A real, honest credit crunch definition is long overdue, so here it is.
Credit crunch: a panic-driven massive withdrawal of credit from all sections of society desperately in need of it by banks that have previously been engaged in an orgy of unsustainable, irresponsible lending of fictitious money in huge amounts largely to people who any fool could see had no means of repaying it.
That’s quite an indictment of banks and the banking system, so let’s take a closer look at what triggered the credit crunch, now grown into a full-blown recession around the globe and ruining countless peoples’ lives.
Money is created by the banking system out of nothing. This is wrong, but it’s the way it is, unfortunately. It is then lent at interest to all sections of the community – big businesses, small and medium sized businesses, governments, international institutions, nationalised industries, banks themselves (big and small) and, of course, private citizens.
This makes it unrepayable debt. Anyone or any institution of whatever nature that manages to repay its borrowings plus interest does so at the cost of other borrowers not being able to do so. Traditionally governments, even with their power of taxation, have not been able to repay the money they have borrowed. The core lending is shoved into a pile and called the “national debt” or “treasury bonds”, or something like that.
Because this debt is unrepayable the whole system is unworkable in the long run. Sure, it can appear to be working for long periods, while lending is increasing and the amount of money in circulation is therefore keeping fairly constant in spite of large amounts being withdrawn through loan repayments. But after a number of years the system always threatens to collapse, because there is a limit to the amount of phoney money the banks can lend before their stockpile of real money – gold in former times, now more likely treasury bills and other securities – threatens to dry up and destroy the solvency of the banks themselves.
Indeed, a large number of banks have collapsed in spite of calling a halt to further lending and in spite of billions having been pumped into the banking system by leading governments such as the United States and Great Britain. As this is being written (late July 2009) there are still banks in the USA folding, and this is in spite of the recent stock market rally.
The only people benefiting from all of this are the really huge banking houses such as the Rothschilds and J.P.Morgan. Even Goldman Sachs, currently back in profit and paying its fund managers obscene bonuses with taxpayers’ money, is in very dangerous waters.
It’s obvious from even a brief survey of the situation that the system of having private bankers control the currency, an absolutely vital control lever of any economy, is sheer lunacy. Private bankers use the incredible power vested in them for their own enrichment and power, and the evil “hidden agenda” they pursue in their quest for global domination.
In Great Britain they have had this power unopposed since 1694, when the UK central bank, the Bank of England, was founded. It kept its name even after the United Kingdom was formed from the union with Scotland and Ireland some years later.

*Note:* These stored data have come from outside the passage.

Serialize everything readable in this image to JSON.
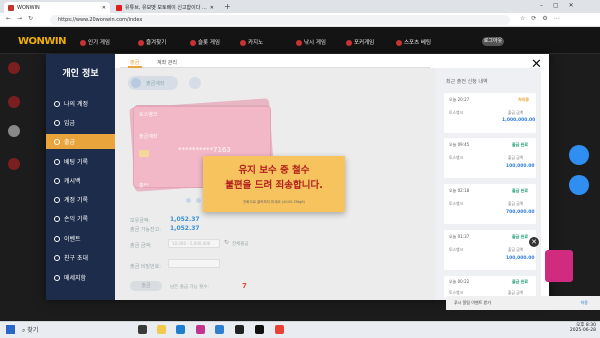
{
  "browser": {
    "tabs": [
      {
        "label": "WONWIN",
        "favicon_color": "#c0392b"
      },
      {
        "label": "유튜브, 유보벳 모토배이 신고합이다 ...",
        "favicon_color": "#e21d1d"
      }
    ],
    "url": "https://www.20wonwin.com/index"
  },
  "site": {
    "logo": "WONWIN",
    "nav": [
      "인기 게임",
      "즐겨찾기",
      "슬롯 게임",
      "카지노",
      "낚시 게임",
      "포커게임",
      "스포츠 베팅"
    ],
    "header_button": "로그아웃"
  },
  "modal": {
    "sidebar_title": "개인 정보",
    "sidebar": [
      {
        "label": "나의 계정",
        "icon": "user-icon"
      },
      {
        "label": "입금",
        "icon": "deposit-icon"
      },
      {
        "label": "출금",
        "icon": "withdraw-icon",
        "active": true
      },
      {
        "label": "베팅 기록",
        "icon": "bet-icon"
      },
      {
        "label": "캐시백",
        "icon": "cashback-icon"
      },
      {
        "label": "계정 기록",
        "icon": "account-icon"
      },
      {
        "label": "손익 기록",
        "icon": "profit-icon"
      },
      {
        "label": "이벤트",
        "icon": "event-icon"
      },
      {
        "label": "친구 초대",
        "icon": "friend-icon"
      },
      {
        "label": "메세지함",
        "icon": "message-icon"
      }
    ],
    "tabs": [
      "출금",
      "계좌 관리"
    ],
    "withdraw_btn": "출금계좌",
    "card": {
      "bank": "토스뱅크",
      "label": "출금계좌",
      "number": "**********7163",
      "holder": "홍**"
    },
    "notice": {
      "line1": "유지 보수 중 철수",
      "line2": "불편을 드려 죄송합니다.",
      "sub": "전화으로 클릭하지 마세요 (4045-78tg8)"
    },
    "fields": {
      "available_label": "보유금액:",
      "available_value": "1,052.37",
      "withdrawable_label": "출금 가능잔고:",
      "withdrawable_value": "1,052.37",
      "amount_label": "출금 금액:",
      "amount_placeholder": "10,000 - 5,000,000",
      "all_label": "전체출금",
      "password_label": "출금 비밀번호:",
      "submit": "출금",
      "count_label": "남은 출금 가능 횟수:",
      "count_value": "7"
    },
    "history_title": "최근 출전 신청 내역",
    "history": [
      {
        "time": "오늘 20:27",
        "status": "처리중",
        "bank": "토스뱅크",
        "amount_label": "출금 금액",
        "amount": "1,000,000.00"
      },
      {
        "time": "오늘 09:45",
        "status": "출금 완료",
        "bank": "토스뱅크",
        "amount_label": "출금 금액",
        "amount": "100,000.00"
      },
      {
        "time": "오늘 02:18",
        "status": "출금 완료",
        "bank": "토스뱅크",
        "amount_label": "출금 금액",
        "amount": "700,000.00"
      },
      {
        "time": "오늘 01:37",
        "status": "출금 완료",
        "bank": "토스뱅크",
        "amount_label": "출금 금액",
        "amount": "100,000.00"
      },
      {
        "time": "오늘 00:22",
        "status": "출금 완료",
        "bank": "토스뱅크",
        "amount_label": "출금 금액",
        "amount": ""
      }
    ]
  },
  "notification": {
    "text": "푸시 알림 이벤트 받기",
    "action": "허용"
  },
  "taskbar": {
    "search": "찾기",
    "time": "오후 8:30",
    "date": "2025-06-28"
  }
}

In the United States there were several criminal attempts to foist a central bank on the new republic early in the nineteenth century but each time those attempts were eventually rejected. But in 1913, on Christmas Eve, while most people were going home to their families for the Christmas holiday, a small group of criminal plotters let by Nelson Aldrich, a corrupt senator whose daughter married a Rothschild, managed to get the Federal Reserve Bill passed before only a handful of senators, and economically enslave the United States.
Since then, of course, the USA has suffered the Great Depression of the 1930s, numerous financial panics (which the Federal Reserve Act of 1913 was supposed to put an end to), and an escalating level of public and private debt. The mighty economic engine of the United States has gradually been withered away and is now in serious danger of complete collapse.
Thus is the story, or a small part of it, so far. The worst of the current recession is shortly to come.